BY WASHINGTON IRVING, ESQ.

That Mr. Campbell has by any means attained to the summit of his fame, we cannot suffer ourselves for a moment to believe. We rather look upon the works he has already produced, as specimens of pure and virgin gold, from a mine, whose treasures are yet to be explored. It is true, the very reputation Mr. Campbell has acquired, may operate as a disadvantage to his future efforts. Public expectation is a pitiless task-master, and exorbitant in its demands. He, who has once awakened it, must go on in a progressive ratio, surpassing what he has hitherto done, or the public will be disappointed. Under such circumstances, an author of common sensibility take up his pen with fear and trembling. A conciousness that much is expected from him, deprives him of that ease of mind, and boldness of imagination, which are necessary to fine writing, and he too often fails, from a too great anxiety to excel. He is like some youthful soldier, who, having distinguished himself by a gallant and brilliant achievement, is ever fearful of entering on a new enterprize, lest he should tarnish the laurels he has won.

We are satisfied that Mr. Campbell feels this very diffidence and solicitude, from the uncommon pains he bestows upon his writings. These are scrupulously revised, modelled, and retouched over and over, before they are suffered to go out of his hands, and even then are slowly and reluctantly yielded up to the press. This elaborate care may at times be carried to an excess, so as to produce a fastidiousness of style, and an air of too much art and labor. It occasionally imparts to the muse the precise demeanour and studied attire of the prude, rather than the negligent and bewitching graces of the woodland nymph. A too minute attention to finishing, is likewise injurious to the force and sublimity of a poem. The vivid images which are struck off at a single heat, in those glowing moments of inspiration, "when the soul is lifted up to heaven," are too often softened down, and cautiously tamed, in the cold hour of correction. As an instance of the critical severity which Mr. Campbell exercises over his

productions, we will mention a fact within our knowledge, concerning his Battle of the Baltic. This ode, as published, consists but of five stanzas,-these were all that his scrupulous taste permitted him to cull out of about a dozen, which we have seen in manuscript. The rest, though full of poetic fire and imagery, were timidly consigned by him to oblivion.

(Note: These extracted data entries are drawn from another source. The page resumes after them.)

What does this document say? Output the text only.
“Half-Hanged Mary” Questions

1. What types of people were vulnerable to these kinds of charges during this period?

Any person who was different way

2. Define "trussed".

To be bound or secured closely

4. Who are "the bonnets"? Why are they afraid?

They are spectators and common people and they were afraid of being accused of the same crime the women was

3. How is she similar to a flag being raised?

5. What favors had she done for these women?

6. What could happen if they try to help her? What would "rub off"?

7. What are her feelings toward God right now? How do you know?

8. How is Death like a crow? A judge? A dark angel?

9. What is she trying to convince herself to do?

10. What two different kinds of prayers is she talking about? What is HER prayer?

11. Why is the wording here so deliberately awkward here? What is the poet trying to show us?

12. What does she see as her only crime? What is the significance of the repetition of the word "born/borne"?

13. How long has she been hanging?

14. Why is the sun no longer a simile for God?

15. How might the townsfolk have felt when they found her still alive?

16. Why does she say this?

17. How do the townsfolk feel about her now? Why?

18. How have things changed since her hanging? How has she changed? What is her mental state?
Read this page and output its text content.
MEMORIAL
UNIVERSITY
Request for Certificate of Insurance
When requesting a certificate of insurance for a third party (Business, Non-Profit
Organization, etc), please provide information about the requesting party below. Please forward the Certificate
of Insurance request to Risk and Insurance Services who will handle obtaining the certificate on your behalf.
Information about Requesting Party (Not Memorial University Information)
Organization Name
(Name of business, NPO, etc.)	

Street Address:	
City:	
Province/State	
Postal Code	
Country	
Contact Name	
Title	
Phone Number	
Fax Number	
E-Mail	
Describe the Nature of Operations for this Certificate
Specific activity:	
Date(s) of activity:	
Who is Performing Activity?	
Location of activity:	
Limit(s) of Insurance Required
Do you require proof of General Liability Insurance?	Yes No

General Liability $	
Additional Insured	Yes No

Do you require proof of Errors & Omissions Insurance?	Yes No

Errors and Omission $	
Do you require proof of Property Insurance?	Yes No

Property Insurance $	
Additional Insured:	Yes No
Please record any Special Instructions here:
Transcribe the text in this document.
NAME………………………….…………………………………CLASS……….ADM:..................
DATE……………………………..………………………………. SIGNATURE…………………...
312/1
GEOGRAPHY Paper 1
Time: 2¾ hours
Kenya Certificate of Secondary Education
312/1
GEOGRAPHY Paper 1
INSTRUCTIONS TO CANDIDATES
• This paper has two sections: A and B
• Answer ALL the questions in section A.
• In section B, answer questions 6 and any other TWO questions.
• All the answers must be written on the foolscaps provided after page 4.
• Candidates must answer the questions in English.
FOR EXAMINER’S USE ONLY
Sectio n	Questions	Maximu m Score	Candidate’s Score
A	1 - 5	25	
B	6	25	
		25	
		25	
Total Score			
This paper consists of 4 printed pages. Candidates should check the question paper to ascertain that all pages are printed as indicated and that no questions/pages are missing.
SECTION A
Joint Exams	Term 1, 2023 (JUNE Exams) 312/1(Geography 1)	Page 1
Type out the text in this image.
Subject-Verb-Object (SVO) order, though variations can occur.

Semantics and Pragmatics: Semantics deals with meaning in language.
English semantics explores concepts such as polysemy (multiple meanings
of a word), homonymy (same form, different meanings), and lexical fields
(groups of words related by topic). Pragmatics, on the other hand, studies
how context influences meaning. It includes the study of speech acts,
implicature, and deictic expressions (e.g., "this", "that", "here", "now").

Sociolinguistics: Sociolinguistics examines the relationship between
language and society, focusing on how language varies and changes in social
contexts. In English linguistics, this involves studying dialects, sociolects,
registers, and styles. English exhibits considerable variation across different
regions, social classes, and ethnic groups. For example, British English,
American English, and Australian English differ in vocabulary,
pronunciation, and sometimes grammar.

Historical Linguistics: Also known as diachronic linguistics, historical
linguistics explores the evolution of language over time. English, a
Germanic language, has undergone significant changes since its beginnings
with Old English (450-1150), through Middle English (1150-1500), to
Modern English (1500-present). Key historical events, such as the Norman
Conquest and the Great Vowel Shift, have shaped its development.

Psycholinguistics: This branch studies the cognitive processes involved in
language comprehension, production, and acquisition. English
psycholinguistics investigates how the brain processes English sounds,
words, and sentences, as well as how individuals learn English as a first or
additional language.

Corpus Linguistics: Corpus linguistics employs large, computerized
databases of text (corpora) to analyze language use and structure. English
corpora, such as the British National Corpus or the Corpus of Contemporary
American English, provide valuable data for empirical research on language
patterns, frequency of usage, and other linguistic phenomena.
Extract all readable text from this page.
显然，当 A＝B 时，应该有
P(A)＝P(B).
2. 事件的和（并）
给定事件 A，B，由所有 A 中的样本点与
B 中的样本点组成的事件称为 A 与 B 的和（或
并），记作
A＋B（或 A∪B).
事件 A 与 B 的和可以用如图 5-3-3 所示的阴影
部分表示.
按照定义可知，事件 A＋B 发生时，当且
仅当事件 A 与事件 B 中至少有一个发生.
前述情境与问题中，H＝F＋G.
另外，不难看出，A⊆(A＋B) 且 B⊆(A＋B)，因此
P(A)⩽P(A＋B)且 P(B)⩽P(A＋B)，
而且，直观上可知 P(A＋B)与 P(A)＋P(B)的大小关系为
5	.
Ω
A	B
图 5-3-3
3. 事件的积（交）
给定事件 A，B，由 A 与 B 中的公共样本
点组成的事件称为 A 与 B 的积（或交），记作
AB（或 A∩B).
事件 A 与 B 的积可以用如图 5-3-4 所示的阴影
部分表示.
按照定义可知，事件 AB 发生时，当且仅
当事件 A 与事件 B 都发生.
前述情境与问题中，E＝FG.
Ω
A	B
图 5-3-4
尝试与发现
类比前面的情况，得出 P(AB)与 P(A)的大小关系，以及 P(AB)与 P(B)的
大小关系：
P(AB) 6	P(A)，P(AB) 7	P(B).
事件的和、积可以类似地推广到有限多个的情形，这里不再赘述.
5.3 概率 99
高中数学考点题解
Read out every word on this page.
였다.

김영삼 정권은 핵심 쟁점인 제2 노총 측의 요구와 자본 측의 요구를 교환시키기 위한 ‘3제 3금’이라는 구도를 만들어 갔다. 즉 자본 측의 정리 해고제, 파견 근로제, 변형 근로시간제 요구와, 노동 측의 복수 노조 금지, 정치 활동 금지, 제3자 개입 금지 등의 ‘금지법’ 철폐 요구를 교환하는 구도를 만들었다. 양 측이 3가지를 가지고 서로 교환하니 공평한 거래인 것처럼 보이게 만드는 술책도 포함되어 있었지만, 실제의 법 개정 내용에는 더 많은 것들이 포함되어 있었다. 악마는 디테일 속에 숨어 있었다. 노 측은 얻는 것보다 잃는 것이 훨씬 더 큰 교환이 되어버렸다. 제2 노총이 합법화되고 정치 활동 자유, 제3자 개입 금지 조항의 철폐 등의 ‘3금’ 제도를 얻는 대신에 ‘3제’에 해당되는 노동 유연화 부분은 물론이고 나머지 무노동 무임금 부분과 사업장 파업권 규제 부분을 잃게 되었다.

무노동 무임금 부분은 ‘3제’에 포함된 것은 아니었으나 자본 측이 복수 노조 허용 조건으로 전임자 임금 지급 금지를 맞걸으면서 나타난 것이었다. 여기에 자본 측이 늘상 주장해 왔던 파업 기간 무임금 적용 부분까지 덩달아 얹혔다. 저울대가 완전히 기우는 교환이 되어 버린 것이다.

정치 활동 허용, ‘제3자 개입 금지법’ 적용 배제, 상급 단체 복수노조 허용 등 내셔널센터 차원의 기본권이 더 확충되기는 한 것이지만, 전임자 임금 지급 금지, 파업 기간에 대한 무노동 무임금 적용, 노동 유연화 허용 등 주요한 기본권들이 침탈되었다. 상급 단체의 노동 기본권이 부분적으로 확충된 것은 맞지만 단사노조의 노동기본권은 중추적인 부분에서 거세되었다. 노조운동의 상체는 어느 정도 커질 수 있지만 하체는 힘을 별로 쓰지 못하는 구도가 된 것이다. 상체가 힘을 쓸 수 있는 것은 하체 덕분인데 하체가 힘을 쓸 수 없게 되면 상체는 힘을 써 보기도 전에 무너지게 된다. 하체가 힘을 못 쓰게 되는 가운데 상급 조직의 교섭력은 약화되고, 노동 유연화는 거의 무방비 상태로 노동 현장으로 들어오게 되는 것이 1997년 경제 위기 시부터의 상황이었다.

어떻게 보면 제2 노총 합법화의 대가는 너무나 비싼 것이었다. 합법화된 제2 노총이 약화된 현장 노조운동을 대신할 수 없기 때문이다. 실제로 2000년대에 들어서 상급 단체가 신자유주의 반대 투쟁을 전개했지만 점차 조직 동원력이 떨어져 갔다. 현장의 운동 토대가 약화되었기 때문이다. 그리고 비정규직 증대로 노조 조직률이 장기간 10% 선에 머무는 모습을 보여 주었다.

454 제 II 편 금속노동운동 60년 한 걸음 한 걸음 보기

But though this scrupulous spirit of revision may chance to refine away some of the bold touches of his pencil, and to injure some of its negligent graces, it is not without its eminent advantages. While it tends to produce a terseness of language, and a remarkable delicacy and sweetness of versification, it enables him likewise to impart to his productions a vigorous conciseness of style, a graphical correctness of imagery, and a philosophical condensation of idea, rarely found in the popular poets of the day. Facility of writing seems to have been the bane of many modern poets, who too generally indulge in a ready and abundant versification, which, like a flowering vine, overruns their subject, and expands through many a weedy page. In fact most of them seem to have mistaken carelessness for ease, and redundance for luxuriance: they never take pains to condense and invigorate. Hence we have those profuse and loosely written poems, wherein the writers, either too feeble or too careless to seize at once upon their subject, prefer giving it a chace, and hunt it through a labyrinth of verses, until it is fairly run down and overpowered by a multitude of words.

Great, therefore, as the intrinsic merits of Mr. Campbell are, we are led to estimate them the more highly when we consider them as beaming forth, like the pure lights of heaven, among the meteor exhalations and false fires with which our literary atmosphere abounds. In an age when we are overwhelmed by an abundance of eccentric poetry, and when we are confounded by an host of ingenious poets, of vitiated tastes and frantic fancies, it is really cheering and consolitory to behold a writer of Mr. Campbell's genius, studiously attentive to please, according to the established laws of criticism, as all our good old orthodox writers have pleased before; without setting up a standard, and endeavouring to establish a new sect, and inculcate some new and lawless doctrine of his own.